Lukehart’s monster measured 70.5 inches in length and 45 inches in girth. Under the guidance of ODWC, the fish was released and monitored after official measurements were taken.
Paddlefish are filter feeders and do not go after bait, so the preferred method to catch them is by snagging. Most fishing record-keepers do not recognize fish caught by snagging. Schooley said Lukehart’s catch will become the recognized rod-and-reel world record after publication in scientific literature.
Several variables lined up in order for the record paddlefish to be certified by the Wildlife Department. The fish was snagged on a Sunday, a day when harvest is allowed. (Paddlefish regulations prohibit harvest on Mondays and Fridays, and ODWC will not certify any paddlefish records on those days.) Also, ODWC employees were nearby and were able to respond in a timely manner to certify the fish and complete the affidavit.
The paddlefish is a primitive species, with a fossil record dating to the age of the dinosaurs about 75 million years ago. Resembling a shark, it has smooth skin and a skeleton mostly of cartilage.
A long paddle-like blade, called a rostrum, extends forward from the fish’s head. The rostrum is covered with tens of thousands of sensory receptors that enable the fish to detect weak electrical fields produced by zooplankton, its primary food.
Oklahoma’s paddlefish population is recognized as among the healthiest in the nation, and the sport of snagging paddlefish draws anglers from across the country. The Wildlife Department’s paddlefish management program involves an extensive process of netting, weighing, measuring and marking paddlefish with metal bands on the lower jaw. For several months every year, the Department operates the Paddlefish Research Center near Miami, Okla.
The American paddlefish roams lakes and rivers of the Mississippi and Missouri river basins. Paddlefish were once abundant across their range but have declined in many areas. These fish can live 25-30 years in Oklahoma.

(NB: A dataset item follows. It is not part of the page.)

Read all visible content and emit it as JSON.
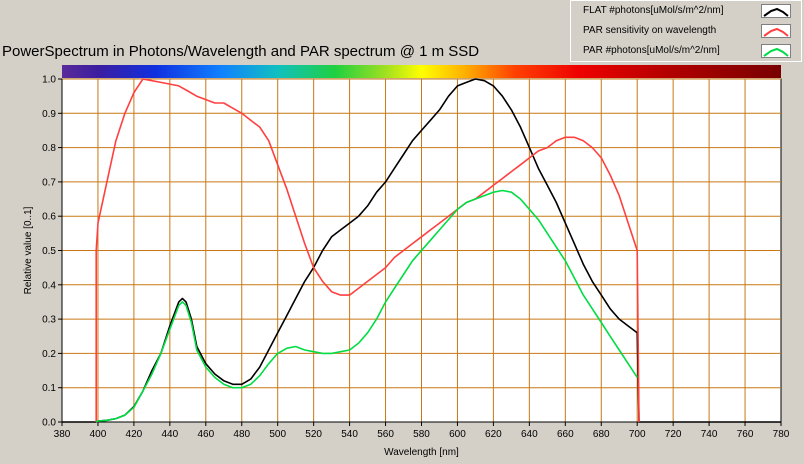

Anglers wanting to experience battling these large fish are required to have a state fishing license (unless exempt) and a free paddlefish permit. Regulations for paddlefish snagging can be found here in the Oklahoma Fishing Regulations Guide.
Several state-licensed fishing guides offer paddlefish snagging trips. A list of state-licensed fishing guides can be found here on the Wildlife Department’s website.